Après l’invasion de l’Ukraine par la Russie : l’OSCE paralysée
Au seuil de 2026, pour qui s’intéresse (encore) à l’Organisation pour la sécurité et la coopération en Europe (OSCE), des interrogations ou remarques similaires se lèvent. Depuis février 2022 et l’invasion de l’Ukraine par la Russie, l’OSCE est parcourue en même temps par un sentiment d’impuissance et par une profonde fracture ; elle est comme tétanisée par cette agression impensable et, surtout, impensée, impréparée, subie. On sait aujourd’hui que la guerre que mène la Russie en Ukraine était déjà programmée, au moins, dès le printemps de 2021 comme nous le rappellent les archives de l’Institut national de l’audiovisuel (INA) (3) avec le déploiement massif de forces militaires russes en Biélorussie, en Crimée et le long de la frontière orientale de l’Ukraine. L’agression russe s’est imposée au sein de l’Organisation comme un sujet prévalent dans tous débats internes qu’elle parasite et comme une cause de fracture parmi les participants. L’OSCE se retrouve ainsi en état de dysfonctionnement chronique et incapable de prendre des décisions importantes ; elle est sans budget régulièrement adopté depuis 2021. Contrainte de se retirer de l’Ukraine, elle y tente un maintien aussi boiteux qu’incertain sur la base d’un hypothétique rôle qui pourrait lui être attribué lorsqu’un accord quelconque de cessez-le-feu aura été obtenu. Le succès très relatif de sa mission spéciale d’observation en Ukraine de 2014 à 2022 ajouté à son manque de capacités planificatrices et opérationnelles ne plaide pas, a priori, en sa faveur.
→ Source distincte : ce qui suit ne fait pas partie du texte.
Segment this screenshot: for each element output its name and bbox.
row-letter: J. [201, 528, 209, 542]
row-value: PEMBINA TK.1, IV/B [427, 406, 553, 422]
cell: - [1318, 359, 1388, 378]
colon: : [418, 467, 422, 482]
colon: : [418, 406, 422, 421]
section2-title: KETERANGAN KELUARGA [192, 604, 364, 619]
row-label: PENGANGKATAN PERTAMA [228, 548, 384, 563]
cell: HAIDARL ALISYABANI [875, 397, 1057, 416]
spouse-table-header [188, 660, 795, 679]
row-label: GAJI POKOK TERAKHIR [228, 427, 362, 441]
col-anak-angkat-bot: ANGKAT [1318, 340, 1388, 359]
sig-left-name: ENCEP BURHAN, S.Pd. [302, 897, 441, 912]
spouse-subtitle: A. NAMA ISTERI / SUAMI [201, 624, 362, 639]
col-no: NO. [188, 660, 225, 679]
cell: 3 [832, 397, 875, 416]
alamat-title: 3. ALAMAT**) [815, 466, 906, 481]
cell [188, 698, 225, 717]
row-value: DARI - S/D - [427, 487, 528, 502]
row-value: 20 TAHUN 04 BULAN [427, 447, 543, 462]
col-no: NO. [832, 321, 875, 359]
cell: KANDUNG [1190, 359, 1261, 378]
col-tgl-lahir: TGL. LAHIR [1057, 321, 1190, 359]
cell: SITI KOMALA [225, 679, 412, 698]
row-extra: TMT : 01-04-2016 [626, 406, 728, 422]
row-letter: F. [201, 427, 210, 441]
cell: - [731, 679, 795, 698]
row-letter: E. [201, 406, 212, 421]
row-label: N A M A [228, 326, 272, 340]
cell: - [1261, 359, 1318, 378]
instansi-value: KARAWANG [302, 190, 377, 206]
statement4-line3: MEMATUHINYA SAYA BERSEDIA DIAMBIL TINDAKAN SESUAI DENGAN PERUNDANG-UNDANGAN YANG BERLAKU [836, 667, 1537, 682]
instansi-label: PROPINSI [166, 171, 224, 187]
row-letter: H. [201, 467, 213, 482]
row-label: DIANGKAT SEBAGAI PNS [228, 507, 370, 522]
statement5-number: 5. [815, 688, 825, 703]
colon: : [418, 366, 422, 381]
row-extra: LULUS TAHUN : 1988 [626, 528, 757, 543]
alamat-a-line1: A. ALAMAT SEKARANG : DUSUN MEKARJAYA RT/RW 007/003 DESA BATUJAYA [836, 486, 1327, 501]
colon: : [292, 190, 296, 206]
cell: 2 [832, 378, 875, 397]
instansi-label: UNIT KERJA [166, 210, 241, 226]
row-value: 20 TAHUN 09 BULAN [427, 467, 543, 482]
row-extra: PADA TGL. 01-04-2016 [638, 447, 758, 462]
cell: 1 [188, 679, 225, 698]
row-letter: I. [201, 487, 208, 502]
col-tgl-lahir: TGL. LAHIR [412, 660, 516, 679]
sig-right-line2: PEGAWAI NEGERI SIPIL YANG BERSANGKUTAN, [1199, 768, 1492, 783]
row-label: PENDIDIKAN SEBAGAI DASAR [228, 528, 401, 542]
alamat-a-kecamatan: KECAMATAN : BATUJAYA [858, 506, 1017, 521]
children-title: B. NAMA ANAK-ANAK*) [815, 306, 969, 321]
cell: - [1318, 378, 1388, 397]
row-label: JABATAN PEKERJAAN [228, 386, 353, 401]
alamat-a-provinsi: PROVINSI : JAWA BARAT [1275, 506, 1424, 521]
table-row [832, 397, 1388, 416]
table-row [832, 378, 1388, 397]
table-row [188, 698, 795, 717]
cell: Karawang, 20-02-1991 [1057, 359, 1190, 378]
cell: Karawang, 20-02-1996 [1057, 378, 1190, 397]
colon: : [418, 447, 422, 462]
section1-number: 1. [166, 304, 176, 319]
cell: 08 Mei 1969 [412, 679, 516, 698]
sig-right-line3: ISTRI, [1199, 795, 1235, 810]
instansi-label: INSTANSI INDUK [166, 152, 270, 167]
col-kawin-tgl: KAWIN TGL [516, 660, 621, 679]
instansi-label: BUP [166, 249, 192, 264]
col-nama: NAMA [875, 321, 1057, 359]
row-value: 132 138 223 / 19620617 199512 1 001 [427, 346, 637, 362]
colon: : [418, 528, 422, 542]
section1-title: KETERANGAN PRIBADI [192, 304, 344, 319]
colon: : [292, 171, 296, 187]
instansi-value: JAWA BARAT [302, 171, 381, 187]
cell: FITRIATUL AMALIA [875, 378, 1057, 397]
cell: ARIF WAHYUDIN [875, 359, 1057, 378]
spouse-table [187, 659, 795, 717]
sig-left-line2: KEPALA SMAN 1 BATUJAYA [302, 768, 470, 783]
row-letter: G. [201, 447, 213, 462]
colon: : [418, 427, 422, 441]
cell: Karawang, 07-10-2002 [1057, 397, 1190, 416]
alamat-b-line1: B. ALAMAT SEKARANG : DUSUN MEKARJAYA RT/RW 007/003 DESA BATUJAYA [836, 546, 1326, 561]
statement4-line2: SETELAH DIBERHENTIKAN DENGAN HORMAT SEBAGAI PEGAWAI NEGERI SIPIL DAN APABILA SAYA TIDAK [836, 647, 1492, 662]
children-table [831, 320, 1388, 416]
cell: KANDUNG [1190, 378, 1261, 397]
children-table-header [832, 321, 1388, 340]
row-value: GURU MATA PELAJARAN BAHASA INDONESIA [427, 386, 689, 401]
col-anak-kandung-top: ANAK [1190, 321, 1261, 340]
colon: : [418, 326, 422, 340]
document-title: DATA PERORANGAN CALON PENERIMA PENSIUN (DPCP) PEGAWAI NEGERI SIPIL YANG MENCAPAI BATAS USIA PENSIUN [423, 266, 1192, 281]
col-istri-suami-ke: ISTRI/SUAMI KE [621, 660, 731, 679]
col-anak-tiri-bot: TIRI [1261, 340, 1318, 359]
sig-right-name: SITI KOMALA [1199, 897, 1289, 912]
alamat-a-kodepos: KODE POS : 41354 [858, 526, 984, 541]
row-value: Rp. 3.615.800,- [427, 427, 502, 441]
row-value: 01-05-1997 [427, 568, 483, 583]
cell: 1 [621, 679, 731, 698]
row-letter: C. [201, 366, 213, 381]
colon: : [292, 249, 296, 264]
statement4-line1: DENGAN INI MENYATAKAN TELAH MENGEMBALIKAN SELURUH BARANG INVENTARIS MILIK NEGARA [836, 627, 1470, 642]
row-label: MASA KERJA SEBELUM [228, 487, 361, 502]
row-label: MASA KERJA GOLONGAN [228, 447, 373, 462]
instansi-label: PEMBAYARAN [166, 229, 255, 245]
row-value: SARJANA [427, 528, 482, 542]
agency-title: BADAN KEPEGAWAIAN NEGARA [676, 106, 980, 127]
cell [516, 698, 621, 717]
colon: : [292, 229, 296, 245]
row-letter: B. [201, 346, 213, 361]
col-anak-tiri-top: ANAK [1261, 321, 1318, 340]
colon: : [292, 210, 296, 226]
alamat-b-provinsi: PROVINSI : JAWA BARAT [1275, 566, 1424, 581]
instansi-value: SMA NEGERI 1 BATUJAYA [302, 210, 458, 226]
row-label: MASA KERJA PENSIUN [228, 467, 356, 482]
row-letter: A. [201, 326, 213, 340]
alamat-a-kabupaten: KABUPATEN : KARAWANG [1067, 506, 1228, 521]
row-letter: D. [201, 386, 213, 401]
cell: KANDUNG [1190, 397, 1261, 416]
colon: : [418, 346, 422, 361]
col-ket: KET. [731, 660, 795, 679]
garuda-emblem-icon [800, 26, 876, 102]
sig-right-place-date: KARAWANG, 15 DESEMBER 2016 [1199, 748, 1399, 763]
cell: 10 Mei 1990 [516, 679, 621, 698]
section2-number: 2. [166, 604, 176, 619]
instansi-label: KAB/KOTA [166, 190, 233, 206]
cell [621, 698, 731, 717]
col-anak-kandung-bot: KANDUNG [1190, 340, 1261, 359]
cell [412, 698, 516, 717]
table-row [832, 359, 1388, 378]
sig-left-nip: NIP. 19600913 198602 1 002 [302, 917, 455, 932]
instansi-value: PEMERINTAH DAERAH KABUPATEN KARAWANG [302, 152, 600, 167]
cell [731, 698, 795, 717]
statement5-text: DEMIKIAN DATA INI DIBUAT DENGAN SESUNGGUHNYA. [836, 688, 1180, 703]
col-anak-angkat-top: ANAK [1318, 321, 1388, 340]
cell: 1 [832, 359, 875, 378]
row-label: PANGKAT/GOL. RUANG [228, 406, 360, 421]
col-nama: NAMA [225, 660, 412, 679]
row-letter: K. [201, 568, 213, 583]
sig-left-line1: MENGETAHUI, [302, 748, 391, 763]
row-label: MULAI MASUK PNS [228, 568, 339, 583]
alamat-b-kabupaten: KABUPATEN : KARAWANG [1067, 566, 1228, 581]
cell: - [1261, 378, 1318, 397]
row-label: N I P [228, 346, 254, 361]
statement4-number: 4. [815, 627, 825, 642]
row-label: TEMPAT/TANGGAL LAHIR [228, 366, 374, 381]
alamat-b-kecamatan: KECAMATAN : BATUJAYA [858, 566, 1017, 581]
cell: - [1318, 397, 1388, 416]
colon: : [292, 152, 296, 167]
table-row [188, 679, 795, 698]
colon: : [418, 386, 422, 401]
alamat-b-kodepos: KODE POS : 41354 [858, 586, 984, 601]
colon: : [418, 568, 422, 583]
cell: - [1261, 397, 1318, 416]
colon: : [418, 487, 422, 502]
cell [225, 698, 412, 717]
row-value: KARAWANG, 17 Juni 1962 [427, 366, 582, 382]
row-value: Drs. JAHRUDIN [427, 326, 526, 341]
Par ailleurs, on ne cache pas qu’elle n’a jamais été mentionnée ou impliquée dans les discussions entre Américains, Russes et Ukrainiens en vue d’une cessation des hostilités en Ukraine, alors qu’elle serait le lieu naturel pour ces négociations ; elle n’est pas davantage mentionnée par la « Coalition des volontaires » qui ambitionne de créer ou de déployer en Ukraine une force de réassurance dans l’éventualité d’un accord de cessez-le-feu avec la Russie. La Déclaration de Paris du 6 janvier 2026 ne fait aucune référence à l’OSCE (4). Toutefois, Moscou pourrait avoir un intérêt à lui accorder un rôle précisément sur la base de ses faiblesses intrinsèques et de sa propre participation à l’Organisation. La combinaison de ces deux éléments assurerait Moscou d’un contrôle quasi total de l’éventuelle action de l’OSCE en Ukraine.
C’est peut-être sous cet angle qu’il conviendrait d’interpréter les récents propos du nouveau représentant russe auprès de l’OSCE, Dmitry Polyansky. Ce dernier a déclaré le 13 janvier que si l’Organisation s’était discréditée en ignorant la Russie, elle dispose toutefois du cadre et des outils nécessaires pour discuter « la question de la sécurité et de la stabilité stratégique sur le continent européen », qu’« il n’est pas besoin d’inventer quelque chose d’autre », qu’il faut juste « les faire revivre » et que « l’OSCE est la meilleure plateforme pour » le dialogue (5). Le diplomate a ajouté qu’il souhaitait relancer le dialogue avec ses homologues des autres États de l’OSCE : « nous sommes des diplomates, nous devons travailler, même si nous ne sommes pas d’accord ». Cette position russe très positive est naturelle pour un diplomate qui prend ses fonctions ; l’avenir nous dira très prochainement comment il convenait de comprendre ces déclarations… Elles confirment toutefois que la Russie n’a pas l’intention de se retirer de l’OSCE, d’autant qu’elle n’y aurait aucun intérêt.